Le groupe est culte, sa carrière (à l’époque où il était productif) a finalement été assez courte et la discographie n’est pas entachée d’albums honteux (Grin n’est clairement pas mon préféré du lot mais il a cependant des choses intéressantes à offrir). Alors forcément, après tout ce temps, les attentes sont élevées et il y a un risque non négligeable que les fantasmes nourris pendant des décennies favorisent un petit sentiment de déception quand ce sixième opus de Coroner se concrétise enfin. Mais le trio - composé des deux membres d’origines Ron Broder (basse, chant) et Tommy Vetterli (guitare) ainsi que du batteur Diego Rapacchietti - est fort et son nouvel opus ne vient pas ternir sa réputation. Alors, à quoi s’attendre avec Dissonance Theory ? Niveau format, on est face à dix pistes (dont une courte intro et un instrumental de trois minutes en guise de conclusion) avec des morceaux qui tournent globalement autour des cinq minutes (deux s’aventurent un peu au-delà mais raisonnablement, six minutes et quelques)... l’ensemble ne s’éternise pas, le total ne dépassant pas les quarante-sept minutes. Et stylistiquement parlant ? Sommes-nous face à une continuité de l’avant-gardiste (pour l’époque) Grin, avec des morceaux au tempo plutôt mid et des structures assez répétitives (avec des plages parfois longues, ce que la tracklist semble démentir, en terme de durée du moins) ou plutôt en présence d’un retour au thrash technique et véloce ? Coroner a-t-il choisi une autre voie ?
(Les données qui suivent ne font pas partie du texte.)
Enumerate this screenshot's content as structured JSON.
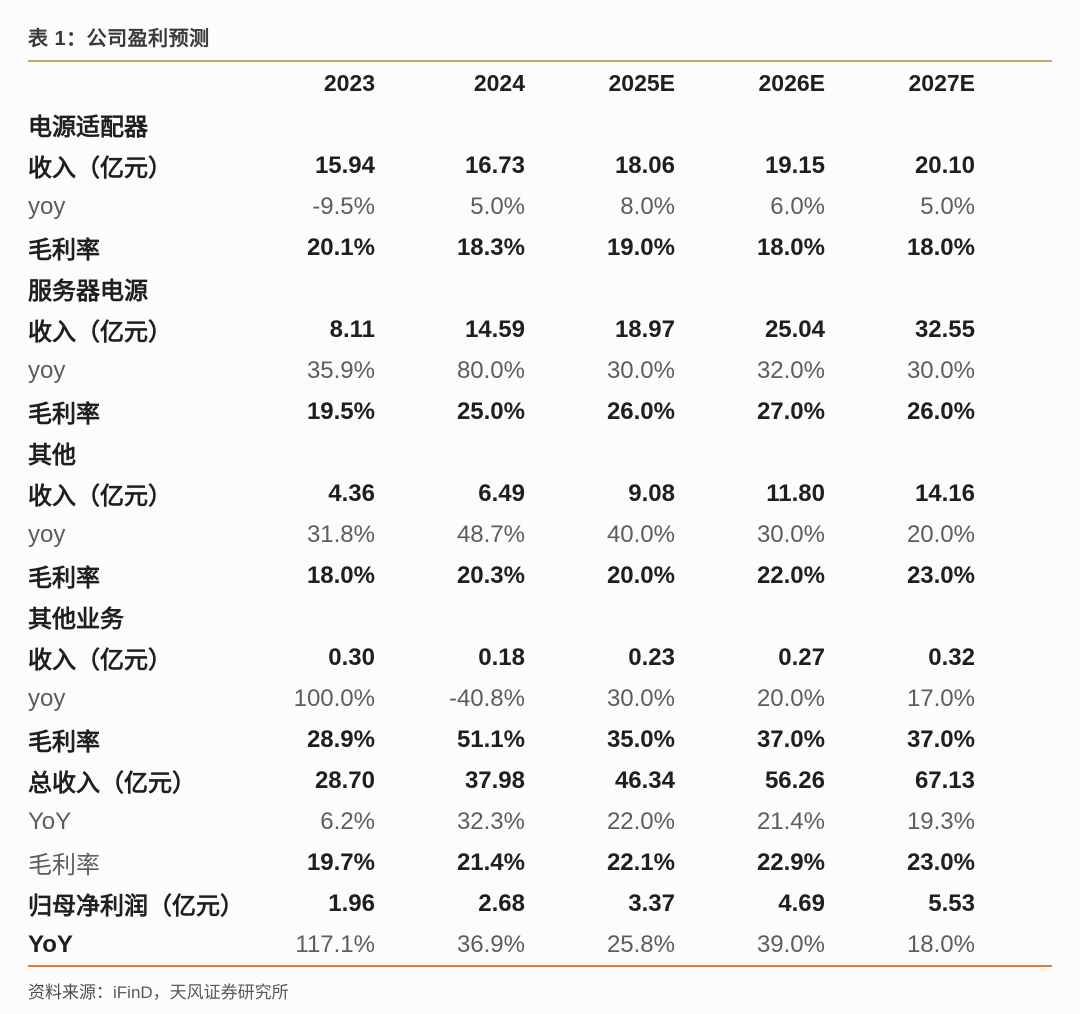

Les premiers extraits, Renewal et Symmetry, m’ont tout de suite rassuré. Coroner est toujours puissant, il est encore pertinent, conserve son identité (sans s’autopomper)... et surtout, il a toujours la hargne. Le son est implacable, massif et actuel (c’est Vetterli qui produit mais Jens Bogren a mixé et masterisé... fine équipe !), la voix âpre de Broder est immédiatement reconnaissable mais me paraît plus profonde ou imposante qu’avant, sans doute parce que bien "boostée" par la production. Et ces deux compositions sont véloces... elles renouent avec le thrash rapide et percutant qui avait été quelque peu délaissé sur Grin. Personnellement, ça me va très bien. Pour autant, Coroner ne sonne pas non plus comme sur ses premiers disques (les interventions de Vetterli sont plus concises, moins démonstratives, n’attendez pas de descentes de manche néo-classiques ici). En fait, il semblerait bien que l’on retrouve l’ADN du groupe (ce que semble suggérer l’artwork de l’album d’ailleurs) mais pas une resucée des gloires passées. Car il faut avancer et ne pas se complaire dans la nostalgie... Par contre, évidemment, et cela va se confirmer sur le reste du disque, Coroner ne surprend pas autant qu’il a pu le faire par le passé. Véritable figure avant-gardiste entre la fin des années 80 et le début des 90s, personne ne sonnait comme lui à l’époque, il ne peut pas exactement prétendre au même rang une trentaine d’années plus tard. Est-ce grave ? A mon sens, non. Car l’heure est aux retrouvailles et je suis juste heureux d’entendre de nouvelles compos de la part de ce groupe... j’ai envie de retrouver ce qui m’a plu quand je l’ai connu mais sans être contrarié par une sensation de répétition ou de stagnation non plus. Et c’est exactement ce que Dissonance Theory m’apporte. 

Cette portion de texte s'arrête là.